Cole’s attire might perfectly describe the mood of the event, which takes place from 6:30 to 8:30 p.m. Monday in the Arts Quad, when anyone can step into studios and talk to students and purchase their art. It’s special enough to warrant non-paint-covered pants, as well as drinks served by VACI Partners, who will be at the event to attract new members.

However, Open Studio Night’s casual ambiance does give the art students a chance to breathe in between wrapping up the Annual Student Exhibition and gearing up for faculty critiques of their works, which start Tuesday and end Thursday.

Last year, despite rain, hundreds of people came to the event to support the art students, said Lois Jubeck, VACI’s managing director. People can ask students about their work and even buy it during the event, which could go toward someone’s airfare or help pay for gas, as some students had to make sacrifices to attend the School of Art, Jubeck said.

Cole, a graduate student at the University of California, Davis, is a painter who also often uses drawings and photographs in his work. He said he has enjoyed getting to know Chautauquans through the Friends of an Art Student program and the student exhibition, and even said one of the women who bought his sculpture lived around the corner and invited him to meet her friends and have dinner.

Thus, Open Studio Night will be another opportunity to interact with the community and hear their opinions about his artwork, which can be very helpful.

“People who aren’t necessarily artists or are really invested in art, … their questions are usually the best ones,” Cole said. “It’s always nice to see an outsider’s reaction, sometimes they pick up on something that I’m like, ‘Oh yeah, I didn’t think about that.
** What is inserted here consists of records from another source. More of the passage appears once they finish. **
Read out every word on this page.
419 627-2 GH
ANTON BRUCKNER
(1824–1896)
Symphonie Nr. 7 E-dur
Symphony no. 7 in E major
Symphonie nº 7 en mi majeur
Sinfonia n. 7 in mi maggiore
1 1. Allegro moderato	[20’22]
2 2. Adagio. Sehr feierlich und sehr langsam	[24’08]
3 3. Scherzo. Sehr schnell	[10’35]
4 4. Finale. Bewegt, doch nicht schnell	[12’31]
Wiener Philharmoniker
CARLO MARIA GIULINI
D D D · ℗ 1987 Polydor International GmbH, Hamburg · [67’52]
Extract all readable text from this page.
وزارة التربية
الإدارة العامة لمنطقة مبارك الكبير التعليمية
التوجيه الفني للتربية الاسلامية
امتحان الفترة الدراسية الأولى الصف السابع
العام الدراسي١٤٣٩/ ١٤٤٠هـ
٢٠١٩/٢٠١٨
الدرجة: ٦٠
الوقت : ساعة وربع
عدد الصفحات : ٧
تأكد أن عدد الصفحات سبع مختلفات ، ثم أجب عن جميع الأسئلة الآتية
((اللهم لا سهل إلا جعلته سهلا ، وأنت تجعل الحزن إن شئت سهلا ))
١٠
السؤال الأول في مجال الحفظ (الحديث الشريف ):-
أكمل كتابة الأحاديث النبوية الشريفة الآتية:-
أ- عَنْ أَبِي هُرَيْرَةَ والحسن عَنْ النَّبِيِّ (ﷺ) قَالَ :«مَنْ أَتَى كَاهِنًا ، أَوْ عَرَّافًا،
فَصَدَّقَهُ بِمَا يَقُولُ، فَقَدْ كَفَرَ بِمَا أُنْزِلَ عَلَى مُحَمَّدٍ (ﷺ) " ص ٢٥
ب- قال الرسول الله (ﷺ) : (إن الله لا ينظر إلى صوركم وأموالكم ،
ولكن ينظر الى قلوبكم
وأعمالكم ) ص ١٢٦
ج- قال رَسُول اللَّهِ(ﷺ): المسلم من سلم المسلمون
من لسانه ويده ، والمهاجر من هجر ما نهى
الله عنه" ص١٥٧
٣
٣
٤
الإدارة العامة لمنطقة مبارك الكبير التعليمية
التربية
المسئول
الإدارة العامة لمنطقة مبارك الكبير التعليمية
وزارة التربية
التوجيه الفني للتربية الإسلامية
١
Maybe that’s something I should think a little bit more.’ ”

Similarly, Brenda Gonzalez, a sculptor who recently graduated from Dartmouth College, said she is excited about getting community feedback. Gonzalez said Open Studio Night should be a little different from the exhibition because only a few of her pieces were shown there and interspersed between other people’s works. People who visit her studio tonight will be able to see more of her pieces all in one space and find the connections between her paper sculptures and prints.

Josh Lindamood, a ceramist who just graduated from Maryville College in Tennessee, said people at Chautauqua have been generous and willing to provide him guidance. Chautauquans such as Betsy Vance, the president of VACI Partners, have hosted parties and invited him to their houses and to meet their families. Even at the student exhibition, people were giving him advice about what area to move to or what show to apply for. Lindamood said he will continue to remember those relationships even after the arts program concludes this summer.

“It was really exciting to have the opportunity for open studio, especially to bring all the Chautauquans and people from the area, because a lot of the times if we don’t have interactions with them in the classes, then they don’t always get to see what we’re working on,” Lindamood said. “When we can have that time together, we form a lot stronger bonds with them, and that’s really what continues to grow the art community.”